Residents of Ocean City and surrounding Cape May County, helped by an outside group opposed to renewable energy, are mobilizing to stop Ocean Wind 1, a proposal to build up to 98 wind turbines the size of skyscrapers off the New Jersey coast, which could power half a million homes.
The future of East Coast wind energy could hang in the balance. If opponents succeed, they hope to create a template for derailing some 31 offshore wind projects in various stages of development and construction off the East Coast, a key part of President Biden’s plan to reduce greenhouse emissions that are driving global climate change.
“We have a lot of leverage,” said Frank Coyne, treasurer of Protect Our Coast NJ, which gathered over 500,000 signatures on a petition opposing proposed wind farms. “The objective is to hold them up and make the cost so overwhelming that they’ll go home.”
At issue in New Jersey are plans by Orsted, a Danish multinational corporation, to build Ocean Wind 1 — the largest offshore wind project to clear a key federal regulatory hurdle — about 15 miles off the state’s Southern coast. The company has plans for a second project, already approved by state regulators.
New Jersey Democrats support both projects and see them as vital for meeting a state goal of reducing overall greenhouse gas emissions by 80 percent by 2050.
“At the end of the day, it’s imperative for our state’s future,” Gov. Phil Murphy, a Democrat, said in an interview. “It’s the right step to take.”
While a federal agency approved Ocean Wind 1 in July, the company still needs other permits to start construction. Meanwhile, opponents have hired law firms now pursuing legal action, including a lawsuit filed in late July by Protect Our Coast NJ against Orsted and the state to block a tax break for the wind farm.
Founded after Orsted received its initial state approval in 2019, Protect Our Coast describes itself as a grass-roots group, made up of “residents, homeowners, business owners, fishermen and visitors” united to “Protect Our Coast from industrialization.” But it isn’t completely a homegrown organization. Early on, the group received support from the Delaware-based Caesar Rodney Institute, a think tank that opposes many offshore wind projects and has ties to fossil fuel interests.
As part of their campaigns, both the institute and Protect Our Coast NJ have focused on whale mortality, arguing that offshore wind harms the environment more than helps it.
But in linking East Coast whale deaths to wind project surveys, these groups contradict what leading marine mammal scientists have concluded. “At this point, there is no scientific evidence that noise resulting from offshore wind site characterization surveys could potentially cause mortality of whales,” the National Oceanic and Atmospheric Administration said in a statement.
Opponents have also spread images that overstate how visible the proposed turbines would be from the shore and shared false allegations that the federal government authorized Orsted to kill hundreds of marine animals.
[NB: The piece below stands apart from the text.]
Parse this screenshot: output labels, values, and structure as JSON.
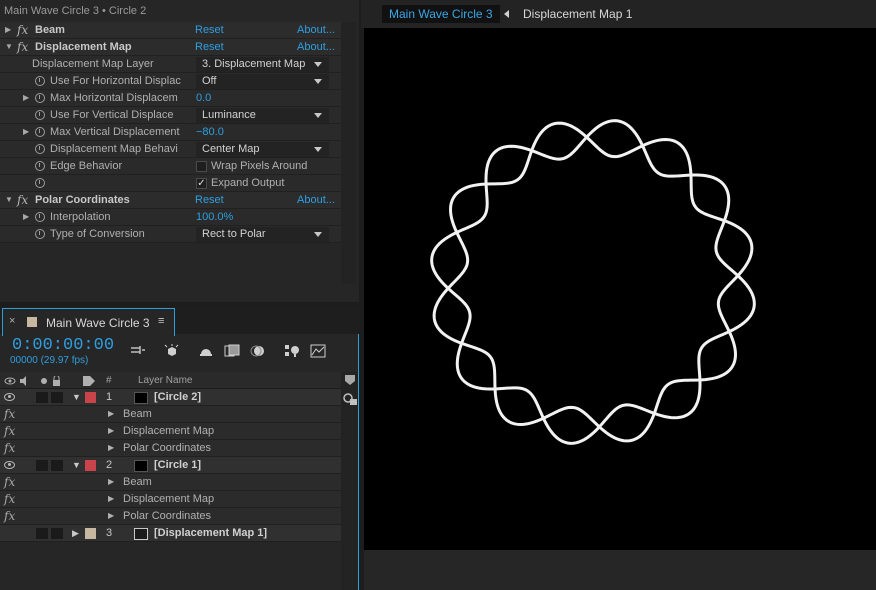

When asked about tactics, Barbara McCall, a board member for Protect Our Coast, said the group stands behind the information on its website.
While pro-wind environmental groups and Protect Our Coast NJ find little common ground, they agree on one thing — the ongoing fight will be pivotal for U.S. offshore wind projects, including more planned in New Jersey.
On Friday, developers proposed an additional four wind farms off the state’s coast. In an apparent nod to coastal opponents, two of them would be much further offshore than the pivotal Ocean Wind 1 project.
“New Jersey is an example for the entire country,” said Anjuli Ramos-Busot, the director of the Sierra Club’s New Jersey chapter and a supporter of offshore wind energy. “If we are not able to build this, it will make it harder for other wind projects to succeed.”